Les participants du jour déchiffrent les étiquettes, examinent les flacons, auxquels chacun fixe un prix dans un tableau. L'expérience comprend aussi une loterie qui a pour but d'évaluer l'attitude des sujets face au risque. L'assistant du chercheur grec, Jean-Christian Tisserand est professeur de statistiques et d'économie. Il rappelle que l'enjeu est réel: cinq bouteilles, choisies au hasard, seront remises aux plus offrants et leur prix sera décompté d'une somme de 18 euros remise à la fin à chaque participant. La loterie rapporte elle aussi des gains véritables pouvant atteindre, au maximum, la somme de 100 euros par personne. L'introduction d'argent est une façon de "saisir le comportement réel" des sujets, explique M. Georgantzis, précisant que le coût est financé par l'établissement.
Le sexe du vin
"Quand on nous dit 'vous avez cette somme d'argent à investir', on est beaucoup plus réfléchi, on observe plus, on est plus rigoureux", confirme l'un des participants, Félix Aymé, 21 ans, qui reconnaît pourtant ne pas être un grand consommateur de vin. Au-delà de cette étude sur le comportement des consommateurs face à des vins "risqués", la petite équipe de cinq enseignants-chercheurs a lancé plusieurs pistes de recherches. Quel est l'effet d'une opinion d'expert sur la manière dont on apprécie le vin? Le fait d'être un connaisseur nous permet-il d'apprécier davantage ou nous rend-il plus difficile à satisfaire? Certains de leurs travaux portent encore sur le sexe du vin: les blancs seraient ainsi d'avantage perçus comme des breuvages féminins tandis que les rouges seraient plus masculins. "Nous avons donné à nos sujets une liste de noms, masculins et féminins, en leur demandant de choisir parmi eux un nom commercial pour le vin. Nous avons remarqué que l'acidité est féminine tandis que les tanins sont masculins", précise Nikolaos Georgantzis.
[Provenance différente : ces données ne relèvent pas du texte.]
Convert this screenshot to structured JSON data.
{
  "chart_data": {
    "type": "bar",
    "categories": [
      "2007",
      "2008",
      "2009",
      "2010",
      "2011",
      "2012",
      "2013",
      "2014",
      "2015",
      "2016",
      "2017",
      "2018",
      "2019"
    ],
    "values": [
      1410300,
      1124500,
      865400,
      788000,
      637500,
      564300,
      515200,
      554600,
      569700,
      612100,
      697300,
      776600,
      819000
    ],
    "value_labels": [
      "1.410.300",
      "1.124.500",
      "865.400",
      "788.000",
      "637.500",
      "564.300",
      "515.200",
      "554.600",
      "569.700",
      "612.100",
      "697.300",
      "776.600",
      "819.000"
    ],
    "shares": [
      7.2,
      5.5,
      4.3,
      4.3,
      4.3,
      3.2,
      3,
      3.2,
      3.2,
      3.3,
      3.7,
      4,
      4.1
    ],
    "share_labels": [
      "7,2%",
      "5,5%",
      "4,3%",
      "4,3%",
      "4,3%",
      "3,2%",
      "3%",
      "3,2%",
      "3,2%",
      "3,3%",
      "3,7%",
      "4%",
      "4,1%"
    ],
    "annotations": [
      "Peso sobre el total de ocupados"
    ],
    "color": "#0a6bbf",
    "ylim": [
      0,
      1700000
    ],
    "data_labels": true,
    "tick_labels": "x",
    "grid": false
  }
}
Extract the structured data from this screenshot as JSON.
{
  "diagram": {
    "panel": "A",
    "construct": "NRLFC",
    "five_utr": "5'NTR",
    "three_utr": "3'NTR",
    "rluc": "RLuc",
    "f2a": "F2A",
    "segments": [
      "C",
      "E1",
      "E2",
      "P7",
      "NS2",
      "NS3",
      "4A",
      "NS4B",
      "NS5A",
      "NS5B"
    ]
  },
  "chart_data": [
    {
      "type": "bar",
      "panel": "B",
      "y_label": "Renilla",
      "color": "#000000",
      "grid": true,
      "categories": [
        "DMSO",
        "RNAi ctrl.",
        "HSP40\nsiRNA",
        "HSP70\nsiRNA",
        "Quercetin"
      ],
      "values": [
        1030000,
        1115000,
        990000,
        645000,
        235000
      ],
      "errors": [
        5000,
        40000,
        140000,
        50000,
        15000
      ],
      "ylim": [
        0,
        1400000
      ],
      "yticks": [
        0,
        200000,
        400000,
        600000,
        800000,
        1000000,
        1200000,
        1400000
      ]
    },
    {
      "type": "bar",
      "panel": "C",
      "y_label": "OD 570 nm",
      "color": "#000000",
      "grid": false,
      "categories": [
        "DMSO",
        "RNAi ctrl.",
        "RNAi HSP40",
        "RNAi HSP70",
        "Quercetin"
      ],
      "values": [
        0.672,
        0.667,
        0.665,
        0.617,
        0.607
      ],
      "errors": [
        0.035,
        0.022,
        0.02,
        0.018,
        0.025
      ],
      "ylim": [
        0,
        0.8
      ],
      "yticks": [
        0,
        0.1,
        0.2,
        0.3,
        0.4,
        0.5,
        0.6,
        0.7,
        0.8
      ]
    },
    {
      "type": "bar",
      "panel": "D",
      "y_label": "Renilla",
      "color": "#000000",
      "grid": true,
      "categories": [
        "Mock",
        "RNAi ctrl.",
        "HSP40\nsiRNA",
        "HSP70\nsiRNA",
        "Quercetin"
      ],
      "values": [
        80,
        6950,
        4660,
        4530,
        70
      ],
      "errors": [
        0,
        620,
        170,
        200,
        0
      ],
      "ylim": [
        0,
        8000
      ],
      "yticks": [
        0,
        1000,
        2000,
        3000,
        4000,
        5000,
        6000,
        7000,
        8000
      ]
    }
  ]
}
À terme, les résultats des recherches ont vocation à être publiés dans des revues scientifiques, mais c'est un travail qui prendra plusieurs années, prévient le chercheur. En attendant, le laboratoire pourra aussi réaliser des études pour le compte de professionnels du vin. L'expérience du jour touche à sa fin. Nikolaos Georgantzis et son assistant remettent leurs gains aux participants: de l'argent et, pour certains, une bouteille de vin. Lydwine Astruc de Servigny, qui fait partie de ceux-là, vient de vérifier sur internet le prix du vin de Loire qu'elle emporte chez elle. L'étudiante est ravie: "J'avais misé 18 euros dessus, cette bouteille a une valeur de 21 euros!"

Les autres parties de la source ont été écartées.